The doctors and other experts he discusses were fighting unseen enemies. Even when Florence Nightingale was forced to accept the existence of the cholera bacillus, she continued to believe that the disease was caused by dirt, in which the bacillus spontaneously generated. Downs thus finds himself at something of a loss: he wants to write about the construction of modern medicine, but his story doesn’t include any important discoveries.

So he emphasises instead the advance of statistical inquiry (which was hardly new: John Graunt had published a study of the London Bills of Mortality in 1662), and the global transmission of information (also hardly new: the Dutch physician Jakob de Bondt had published on diseases of the East Indies in 1642). Downs looks for racism, but finds it only in an unexpected place. And he seeks to write history from below, but only in a limited and unsatisfactory way.

When Edward Thompson wrote in 1963:

I am seeking to rescue the poor stockinger, the Luddite cropper, the ‘obsolete’ hand-loom weaver, the ‘utopian’ artisan and even the deluded follower of Joanna Southcott from the enormous condescension of posterity

what he wanted to do was show that ‘the working class made itself as much as it was made’. But Downs’s slaves, subjugated peoples and soldiers did not make medicine; they suffered from diseases and were the objects of medical enquiry. Yet medicine was rarely revised in the light of their sufferings, and when it was, they knew nothing of the contribution they had made. We can, it is true, recover some evidence about them from archives and medical journals, and learn a little about their own views on disease; but we can’t write a history of epidemiology from below.
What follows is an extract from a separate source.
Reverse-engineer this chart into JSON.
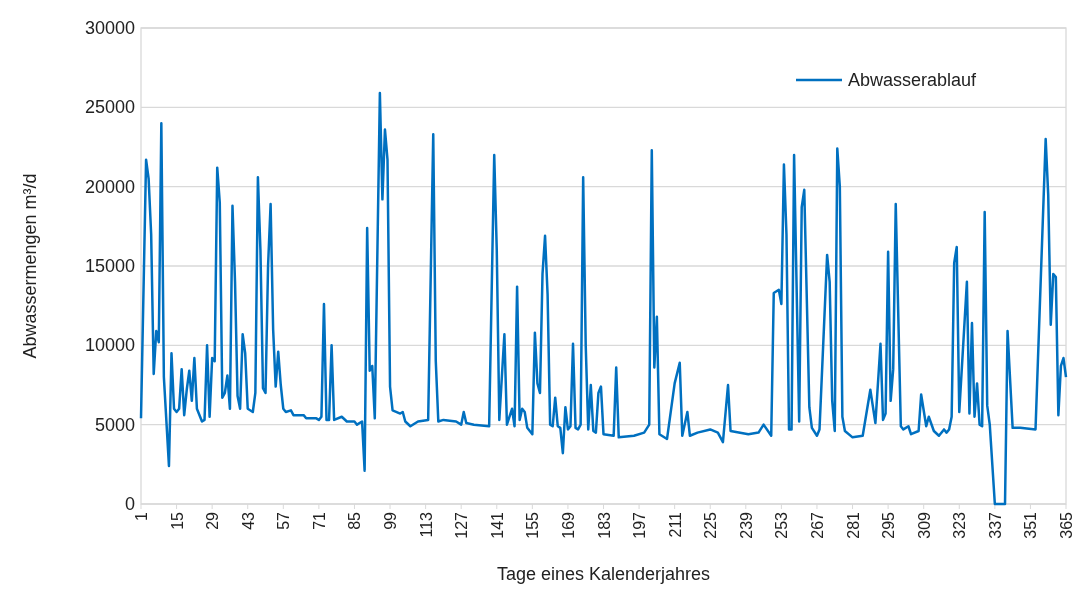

The problems that bedevil this book are not unique (though it has its own peculiar defects: I have rarely read a text so repetitious). Nobody has worked out how to write a satisfactory history of medicine before the triumph of germ theory for a simple reason: it’s a history of failure, and historians aren’t good at writing about failure. When Samuel Beckett wrote: ‘Try again. Fail again. Fail better’, he was writing not about progress, but about feeling sick and throwing up. The history of medicine is still waiting for someone prepared to escape from the paradigm of endless transformation, and acknowledge just how much of medicine went on and on repeating Hippocrates. It will take a Beckett, not a Downs, to turn this story of endless stasis into a gripping drama. Meanwhile, the historians of medicine stumble around, as much in the dark as the doctors they study.